If you want to plug into the Internet from your home you’ve got two choices (if you’re lucky): a copper wire through the central office of your local telephone monopoly, or a coaxial cable through the headend of your local cable monopoly. Each of these is part of a national telephone or cable oligopoly. Satellite (which requires a dial-up connection for outbound traffic) is not an option for a real two-way connection to the Net.
There are good reasons why connectivity is a monopoly. Most of the cost of setting up a utility is fixed and once the pipe is laid, it’s pretty much impossible for a competitor to make the investment a second time.
Cable companies and telco’s will continue to act as only monopolies know how to act. As long as you’re buying access to the Internet from a local mono/duopoly, you’re at the mercy of what passes for strategy at their home office: creating false bandwidth scarcity, so they can charge you more for what you’re using.
This “strategy” leads to arbitrary limits on the number of bytes you can move in a month, what networks and servers you can connect to, what software and hardware you can use, and the amount of bandwidth you can use at any moment. Each of these arbitrary limits comes with additional charges, based on their estimate of its value to you and not on their costs.
Ultimately, we wind up in a world where arbitrary bandwidth limits are enforced by Federal cops, who will break down your door and nationalize your property if you circumvent your local Internet monopoly.
We know how to regulate natural monopolies.
Fortunately, we already know how to regulate natural monopolies. We’ve been doing it for a hundred years.
Connectivity is a commodity. Unless we treat it as a commodity and don’t permit the local monopolist to “add value” to the plug in the wall and the wire in the ground and the router in the central office, we’re at their mercy and at the mercy of the government agencies who control them (and vice versa).
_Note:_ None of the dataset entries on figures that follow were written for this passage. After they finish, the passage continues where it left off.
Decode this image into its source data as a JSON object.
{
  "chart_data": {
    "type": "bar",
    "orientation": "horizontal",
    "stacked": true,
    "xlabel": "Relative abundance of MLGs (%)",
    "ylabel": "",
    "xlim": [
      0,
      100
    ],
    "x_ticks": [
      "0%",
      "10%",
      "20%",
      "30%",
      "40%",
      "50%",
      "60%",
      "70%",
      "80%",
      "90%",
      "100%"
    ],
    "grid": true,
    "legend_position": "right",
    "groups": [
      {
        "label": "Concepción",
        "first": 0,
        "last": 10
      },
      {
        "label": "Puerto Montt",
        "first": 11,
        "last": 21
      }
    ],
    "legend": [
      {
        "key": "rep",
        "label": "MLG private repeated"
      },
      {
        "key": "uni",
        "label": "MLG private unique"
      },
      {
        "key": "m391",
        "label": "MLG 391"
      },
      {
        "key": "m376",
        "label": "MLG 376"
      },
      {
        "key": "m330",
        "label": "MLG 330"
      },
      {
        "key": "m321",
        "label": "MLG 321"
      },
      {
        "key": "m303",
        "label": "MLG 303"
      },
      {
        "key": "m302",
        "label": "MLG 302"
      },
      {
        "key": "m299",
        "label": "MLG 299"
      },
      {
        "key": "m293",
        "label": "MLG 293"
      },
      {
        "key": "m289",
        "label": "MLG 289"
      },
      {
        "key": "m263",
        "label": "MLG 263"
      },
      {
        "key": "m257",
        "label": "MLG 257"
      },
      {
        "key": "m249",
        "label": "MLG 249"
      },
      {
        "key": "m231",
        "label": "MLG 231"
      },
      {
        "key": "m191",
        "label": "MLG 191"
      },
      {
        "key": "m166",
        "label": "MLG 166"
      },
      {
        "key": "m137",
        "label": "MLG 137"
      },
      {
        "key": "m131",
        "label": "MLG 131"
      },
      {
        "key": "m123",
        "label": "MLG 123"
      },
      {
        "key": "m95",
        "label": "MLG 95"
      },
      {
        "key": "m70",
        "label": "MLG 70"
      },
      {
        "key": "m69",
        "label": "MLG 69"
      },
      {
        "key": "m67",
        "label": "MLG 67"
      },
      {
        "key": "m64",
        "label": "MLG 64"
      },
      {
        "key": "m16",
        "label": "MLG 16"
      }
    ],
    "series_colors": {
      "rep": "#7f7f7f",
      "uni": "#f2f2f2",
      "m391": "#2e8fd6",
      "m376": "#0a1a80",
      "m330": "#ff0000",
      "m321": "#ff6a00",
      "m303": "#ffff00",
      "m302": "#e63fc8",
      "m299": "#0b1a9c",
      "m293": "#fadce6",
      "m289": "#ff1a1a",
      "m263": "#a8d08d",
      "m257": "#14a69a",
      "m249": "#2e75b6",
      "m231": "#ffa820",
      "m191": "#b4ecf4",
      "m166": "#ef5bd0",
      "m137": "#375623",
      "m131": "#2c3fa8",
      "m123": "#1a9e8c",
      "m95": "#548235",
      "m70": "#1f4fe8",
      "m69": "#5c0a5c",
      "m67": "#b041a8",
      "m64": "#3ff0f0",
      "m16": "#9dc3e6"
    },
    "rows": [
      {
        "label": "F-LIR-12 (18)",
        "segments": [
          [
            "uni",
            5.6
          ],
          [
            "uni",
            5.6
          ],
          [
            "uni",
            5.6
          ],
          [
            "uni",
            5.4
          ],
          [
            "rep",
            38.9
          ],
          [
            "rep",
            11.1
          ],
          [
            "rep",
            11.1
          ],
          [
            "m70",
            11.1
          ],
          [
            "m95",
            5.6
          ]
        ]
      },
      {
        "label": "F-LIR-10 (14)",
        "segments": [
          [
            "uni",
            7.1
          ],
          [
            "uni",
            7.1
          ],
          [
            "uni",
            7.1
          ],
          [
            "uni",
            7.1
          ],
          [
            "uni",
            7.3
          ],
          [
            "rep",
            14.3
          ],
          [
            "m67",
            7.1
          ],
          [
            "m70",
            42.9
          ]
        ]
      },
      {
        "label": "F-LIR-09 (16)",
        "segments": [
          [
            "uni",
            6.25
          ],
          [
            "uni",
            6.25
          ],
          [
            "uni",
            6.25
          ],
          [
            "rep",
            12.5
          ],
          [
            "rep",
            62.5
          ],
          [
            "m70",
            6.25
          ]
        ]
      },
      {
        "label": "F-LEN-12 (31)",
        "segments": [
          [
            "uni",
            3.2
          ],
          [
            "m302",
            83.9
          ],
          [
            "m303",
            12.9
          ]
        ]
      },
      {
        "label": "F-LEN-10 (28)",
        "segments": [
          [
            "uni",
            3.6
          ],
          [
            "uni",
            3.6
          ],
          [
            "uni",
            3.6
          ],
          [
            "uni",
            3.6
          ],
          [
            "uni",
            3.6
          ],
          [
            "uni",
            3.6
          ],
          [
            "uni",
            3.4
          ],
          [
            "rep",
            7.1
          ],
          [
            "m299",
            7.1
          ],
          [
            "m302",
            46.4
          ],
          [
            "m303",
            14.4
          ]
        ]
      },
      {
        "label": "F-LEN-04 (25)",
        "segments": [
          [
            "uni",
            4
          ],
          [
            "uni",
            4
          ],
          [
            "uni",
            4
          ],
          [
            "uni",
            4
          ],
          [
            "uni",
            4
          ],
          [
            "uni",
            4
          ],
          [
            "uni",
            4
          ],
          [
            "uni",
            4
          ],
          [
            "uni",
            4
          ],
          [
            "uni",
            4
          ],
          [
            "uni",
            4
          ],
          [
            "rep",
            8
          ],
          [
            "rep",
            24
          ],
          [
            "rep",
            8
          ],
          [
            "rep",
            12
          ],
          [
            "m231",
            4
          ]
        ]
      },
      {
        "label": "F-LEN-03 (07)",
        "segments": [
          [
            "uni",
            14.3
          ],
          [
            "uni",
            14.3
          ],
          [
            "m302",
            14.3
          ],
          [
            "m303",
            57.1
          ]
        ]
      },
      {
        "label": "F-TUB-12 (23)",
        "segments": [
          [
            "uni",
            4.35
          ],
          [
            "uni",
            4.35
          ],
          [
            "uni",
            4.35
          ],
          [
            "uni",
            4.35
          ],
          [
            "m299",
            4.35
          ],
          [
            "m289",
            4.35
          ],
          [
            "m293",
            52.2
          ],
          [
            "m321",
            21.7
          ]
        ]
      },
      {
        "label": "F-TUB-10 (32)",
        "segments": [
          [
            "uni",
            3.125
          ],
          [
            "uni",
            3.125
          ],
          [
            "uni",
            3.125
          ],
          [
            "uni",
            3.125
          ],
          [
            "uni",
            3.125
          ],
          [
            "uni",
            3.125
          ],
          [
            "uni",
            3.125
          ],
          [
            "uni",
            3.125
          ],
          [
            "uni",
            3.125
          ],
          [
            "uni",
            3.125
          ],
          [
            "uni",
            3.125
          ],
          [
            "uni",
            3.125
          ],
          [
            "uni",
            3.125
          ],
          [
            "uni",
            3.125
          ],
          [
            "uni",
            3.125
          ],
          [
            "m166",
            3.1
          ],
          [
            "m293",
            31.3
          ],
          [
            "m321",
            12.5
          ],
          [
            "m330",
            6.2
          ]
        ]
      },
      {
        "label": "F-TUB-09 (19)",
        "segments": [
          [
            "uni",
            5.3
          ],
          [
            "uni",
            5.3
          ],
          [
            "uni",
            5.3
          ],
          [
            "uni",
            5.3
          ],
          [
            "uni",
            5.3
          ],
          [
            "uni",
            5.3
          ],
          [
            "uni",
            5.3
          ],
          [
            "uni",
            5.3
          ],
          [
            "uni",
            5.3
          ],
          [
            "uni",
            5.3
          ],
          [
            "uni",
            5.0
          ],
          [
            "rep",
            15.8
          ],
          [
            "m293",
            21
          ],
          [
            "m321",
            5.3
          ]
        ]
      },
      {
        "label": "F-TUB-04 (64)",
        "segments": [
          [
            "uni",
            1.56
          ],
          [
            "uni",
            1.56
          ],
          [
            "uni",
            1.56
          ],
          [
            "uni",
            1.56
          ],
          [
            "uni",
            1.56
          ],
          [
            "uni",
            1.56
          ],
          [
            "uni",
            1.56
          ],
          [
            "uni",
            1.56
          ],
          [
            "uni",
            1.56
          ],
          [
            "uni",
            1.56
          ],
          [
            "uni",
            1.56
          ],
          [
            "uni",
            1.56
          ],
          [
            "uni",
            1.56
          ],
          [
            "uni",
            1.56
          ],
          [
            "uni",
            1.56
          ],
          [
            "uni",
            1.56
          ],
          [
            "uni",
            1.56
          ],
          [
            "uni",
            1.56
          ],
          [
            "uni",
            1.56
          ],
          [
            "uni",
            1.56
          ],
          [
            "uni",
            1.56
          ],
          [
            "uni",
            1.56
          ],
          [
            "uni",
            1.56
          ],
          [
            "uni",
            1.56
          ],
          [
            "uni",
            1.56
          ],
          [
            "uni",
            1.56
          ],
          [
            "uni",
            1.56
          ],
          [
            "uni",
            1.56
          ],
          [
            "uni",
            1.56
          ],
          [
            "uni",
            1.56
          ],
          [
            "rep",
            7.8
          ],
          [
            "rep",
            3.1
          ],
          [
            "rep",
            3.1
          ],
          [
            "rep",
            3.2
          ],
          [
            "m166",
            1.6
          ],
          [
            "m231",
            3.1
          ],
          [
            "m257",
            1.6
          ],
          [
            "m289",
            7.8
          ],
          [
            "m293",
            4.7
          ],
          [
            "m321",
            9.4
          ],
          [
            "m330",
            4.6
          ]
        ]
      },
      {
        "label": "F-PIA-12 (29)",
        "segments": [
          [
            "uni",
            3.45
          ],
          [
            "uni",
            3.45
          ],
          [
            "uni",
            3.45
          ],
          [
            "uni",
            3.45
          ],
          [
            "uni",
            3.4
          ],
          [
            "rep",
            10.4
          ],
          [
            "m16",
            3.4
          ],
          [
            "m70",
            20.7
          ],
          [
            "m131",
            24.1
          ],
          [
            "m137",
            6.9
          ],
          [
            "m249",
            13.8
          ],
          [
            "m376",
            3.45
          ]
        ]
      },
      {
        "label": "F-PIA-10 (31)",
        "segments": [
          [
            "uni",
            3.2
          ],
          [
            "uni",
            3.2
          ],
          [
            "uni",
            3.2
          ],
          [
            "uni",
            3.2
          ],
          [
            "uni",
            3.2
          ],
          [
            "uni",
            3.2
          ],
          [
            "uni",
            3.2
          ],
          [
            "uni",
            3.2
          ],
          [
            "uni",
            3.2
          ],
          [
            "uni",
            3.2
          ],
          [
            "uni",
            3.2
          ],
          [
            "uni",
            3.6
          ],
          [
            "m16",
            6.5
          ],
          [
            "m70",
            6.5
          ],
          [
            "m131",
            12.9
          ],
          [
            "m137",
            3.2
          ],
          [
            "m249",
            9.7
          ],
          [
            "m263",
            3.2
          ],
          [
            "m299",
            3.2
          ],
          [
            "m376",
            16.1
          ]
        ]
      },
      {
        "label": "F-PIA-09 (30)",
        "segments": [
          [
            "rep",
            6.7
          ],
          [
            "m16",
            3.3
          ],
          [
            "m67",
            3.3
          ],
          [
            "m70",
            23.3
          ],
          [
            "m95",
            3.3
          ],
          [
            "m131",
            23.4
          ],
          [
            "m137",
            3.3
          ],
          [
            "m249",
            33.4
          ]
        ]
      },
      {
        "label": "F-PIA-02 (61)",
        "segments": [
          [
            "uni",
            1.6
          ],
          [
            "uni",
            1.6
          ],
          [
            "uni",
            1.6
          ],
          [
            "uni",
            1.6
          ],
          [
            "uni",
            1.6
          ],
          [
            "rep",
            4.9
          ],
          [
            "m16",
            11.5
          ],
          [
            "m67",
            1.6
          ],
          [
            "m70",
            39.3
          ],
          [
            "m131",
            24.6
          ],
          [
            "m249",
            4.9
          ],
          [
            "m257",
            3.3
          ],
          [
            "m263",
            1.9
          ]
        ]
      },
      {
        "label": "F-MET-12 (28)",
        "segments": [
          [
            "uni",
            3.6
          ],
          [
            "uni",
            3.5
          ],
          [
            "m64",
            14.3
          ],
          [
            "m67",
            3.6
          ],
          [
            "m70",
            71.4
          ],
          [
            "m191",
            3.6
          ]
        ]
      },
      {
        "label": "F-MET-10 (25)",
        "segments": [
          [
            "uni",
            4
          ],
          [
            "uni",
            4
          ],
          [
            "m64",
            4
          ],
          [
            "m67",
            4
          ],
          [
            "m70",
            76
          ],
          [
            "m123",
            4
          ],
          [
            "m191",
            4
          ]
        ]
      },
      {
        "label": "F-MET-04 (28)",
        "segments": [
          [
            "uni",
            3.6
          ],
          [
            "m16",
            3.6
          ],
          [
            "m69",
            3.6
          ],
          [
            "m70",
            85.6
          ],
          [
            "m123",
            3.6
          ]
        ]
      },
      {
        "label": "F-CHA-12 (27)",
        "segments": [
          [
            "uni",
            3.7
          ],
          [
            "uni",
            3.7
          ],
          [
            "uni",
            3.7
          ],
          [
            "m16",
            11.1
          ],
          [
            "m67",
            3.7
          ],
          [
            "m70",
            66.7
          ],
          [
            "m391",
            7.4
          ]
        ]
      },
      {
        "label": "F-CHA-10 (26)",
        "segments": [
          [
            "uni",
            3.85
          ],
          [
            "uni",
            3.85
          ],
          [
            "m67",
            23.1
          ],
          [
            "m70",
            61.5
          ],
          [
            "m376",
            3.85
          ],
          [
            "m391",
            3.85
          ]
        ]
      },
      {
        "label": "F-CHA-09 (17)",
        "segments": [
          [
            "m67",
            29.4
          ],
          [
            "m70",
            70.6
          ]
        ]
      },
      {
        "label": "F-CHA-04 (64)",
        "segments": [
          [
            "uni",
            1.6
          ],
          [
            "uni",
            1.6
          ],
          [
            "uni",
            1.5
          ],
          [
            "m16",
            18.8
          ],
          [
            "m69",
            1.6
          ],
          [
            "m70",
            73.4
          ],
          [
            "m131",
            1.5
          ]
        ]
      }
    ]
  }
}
Connectivity monopolies should be required to do business with anyone in their service area and should not be permitted to discriminate on the basis of how you use the wire or the content of your communications. They should be guaranteed a reasonable return on their capital. If their stockholders don’t like this predictable revenue stream, they are free to invest their money in a different industry. It’s a free market, after all.
We must separate connectivity from content.
If we don’t keep the connectivity monopolies out of our business, they will exercise control over us not simply to maximize our profits. Their self-interest, monitoring of our behavior, and cozy relationship with the government whence flows their profits makes them the ideal instruments of censors, intellectual property cartels, Scientologists, software monopolists, and anyone else who thinks they have a better idea than you do about what you should be doing in the privacy of your home…and in the publicity of the Internet.
The monopolies who control our access to the Internet must be made transparent to us, and our communication with the Net must be transparent to them.